Favorite line from a book:
"I think it pisses God off if you walk by the color purple in a field somewhere and don't notice it.... People think pleasing God is all God cares about. But any fool living in the world can see it always trying to please us back." --from The Color Purple by Alice Walker
Five books you'll never part with:
I've mentioned most of them in the previous questions, but I would like to add White Teeth by Zadie Smith, Drinking Coffee Elsewhere by ZZ Packer, The Buddha in the Attic by Julie Otsuka, We Need New Names by NoViolet Bulawayo, and Half of a Yellow Sun by Chimamanda Adichie.
Book you most want to read again for the first time:
All of Toni Morrison's books. I re-read them as though I don't know the ending. It's such a pleasure to experience her lush language.

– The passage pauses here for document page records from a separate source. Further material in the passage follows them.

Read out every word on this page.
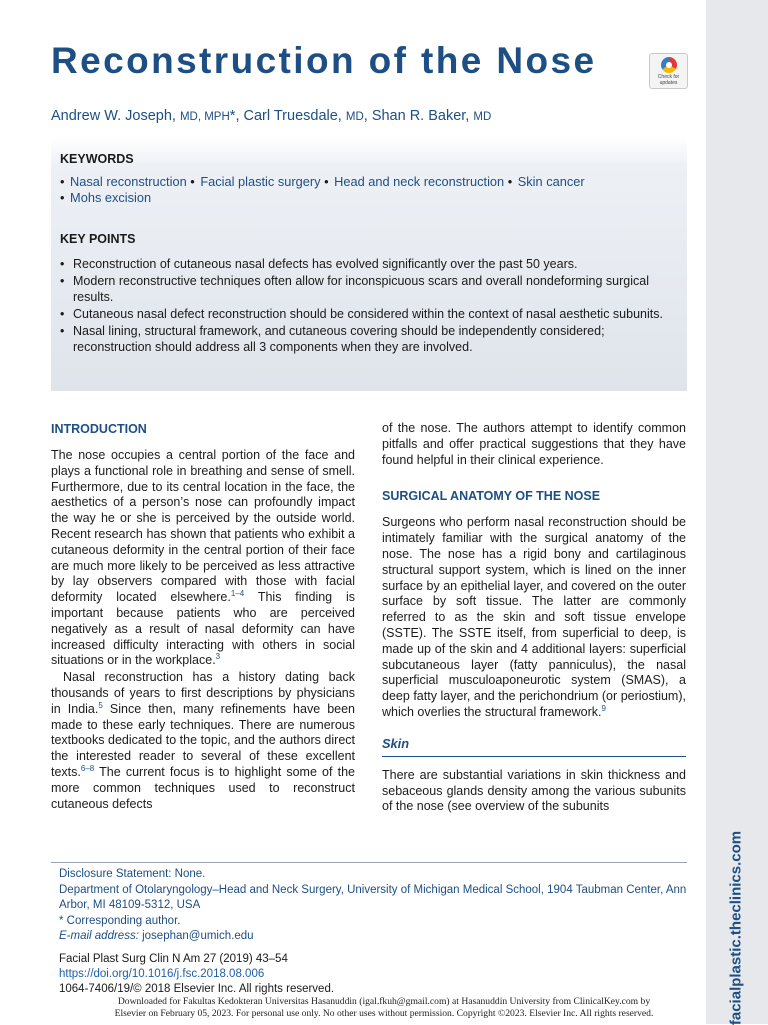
facialplastic.theclinics.com
Reconstruction of the Nose	Check for
updates
Andrew W. Joseph, MD, MPH*, Carl Truesdale, MD, Shan R. Baker, MD
KEYWORDS
• Nasal reconstruction • Facial plastic surgery • Head and neck reconstruction • Skin cancer
• Mohs excision
KEY POINTS
• Reconstruction of cutaneous nasal defects has evolved significantly over the past 50 years.
• Modern reconstructive techniques often allow for inconspicuous scars and overall nondeforming surgical results.
• Cutaneous nasal defect reconstruction should be considered within the context of nasal aesthetic subunits.
• Nasal lining, structural framework, and cutaneous covering should be independently considered; reconstruction should address all 3 components when they are involved.
INTRODUCTION

The nose occupies a central portion of the face and plays a functional role in breathing and sense of smell. Furthermore, due to its central location in the face, the aesthetics of a person’s nose can profoundly impact the way he or she is perceived by the outside world. Recent research has shown that patients who exhibit a cutaneous deformity in the central portion of their face are much more likely to be perceived as less attractive by lay observers compared with those with facial deformity located elsewhere.$^{1-4}$ This finding is important because patients who are perceived negatively as a result of nasal deformity can have increased difficulty interacting with others in social situations or in the workplace.$^3$

Nasal reconstruction has a history dating back thousands of years to first descriptions by physicians in India.$^5$ Since then, many refinements have been made to these early techniques. There are numerous textbooks dedicated to the topic, and the authors direct the interested reader to several of these excellent texts.$^{6-8}$ The current focus is to highlight some of the more common techniques used to reconstruct cutaneous defects

of the nose. The authors attempt to identify common pitfalls and offer practical suggestions that they have found helpful in their clinical experience.

SURGICAL ANATOMY OF THE NOSE

Surgeons who perform nasal reconstruction should be intimately familiar with the surgical anatomy of the nose. The nose has a rigid bony and cartilaginous structural support system, which is lined on the inner surface by an epithelial layer, and covered on the outer surface by soft tissue. The latter are commonly referred to as the skin and soft tissue envelope (SSTE). The SSTE itself, from superficial to deep, is made up of the skin and 4 additional layers: superficial subcutaneous layer (fatty panniculus), the nasal superficial musculoaponeurotic system (SMAS), a deep fatty layer, and the perichondrium (or periostium), which overlies the structural framework.$^9$

Skin

There are substantial variations in skin thickness and sebaceous glands density among the various subunits of the nose (see overview of the subunits

Disclosure Statement: None.
Department of Otolaryngology–Head and Neck Surgery, University of Michigan Medical School, 1904 Taubman Center, Ann Arbor, MI 48109-5312, USA
* Corresponding author.
E-mail address: josephan@umich.edu
Facial Plast Surg Clin N Am 27 (2019) 43–54
https://doi.org/10.1016/j.fsc.2018.08.006
1064-7406/19/© 2018 Elsevier Inc. All rights reserved.
Downloaded for Fakultas Kedokteran Universitas Hasanuddin (igal.fkuh@gmail.com) at Hasanuddin University from ClinicalKey.com by
Elsevier on February 05, 2023. For personal use only. No other uses without permission. Copyright ©2023. Elsevier Inc. All rights reserved.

Book that made you want to become a writer:
Brown Girl, Brownstones by Paule Marshall had a huge impact on me. It was refreshing to see such a moving, complex story told about Caribbean immigrants. I never saw myself in literature, so Marshall was one of the first to make me realize that I exist--and not just as a caricature. Also Breath, Eyes, Memory by Edwidge Danticat. I was in awe of the depth Danticat went with her characters, also Caribbean immigrants. She touched on mental health, eating disorders and sexuality--themes I had never seen explored in Caribbean literature. Both books made me realize that I can also tell complex stories with unflinching honesty.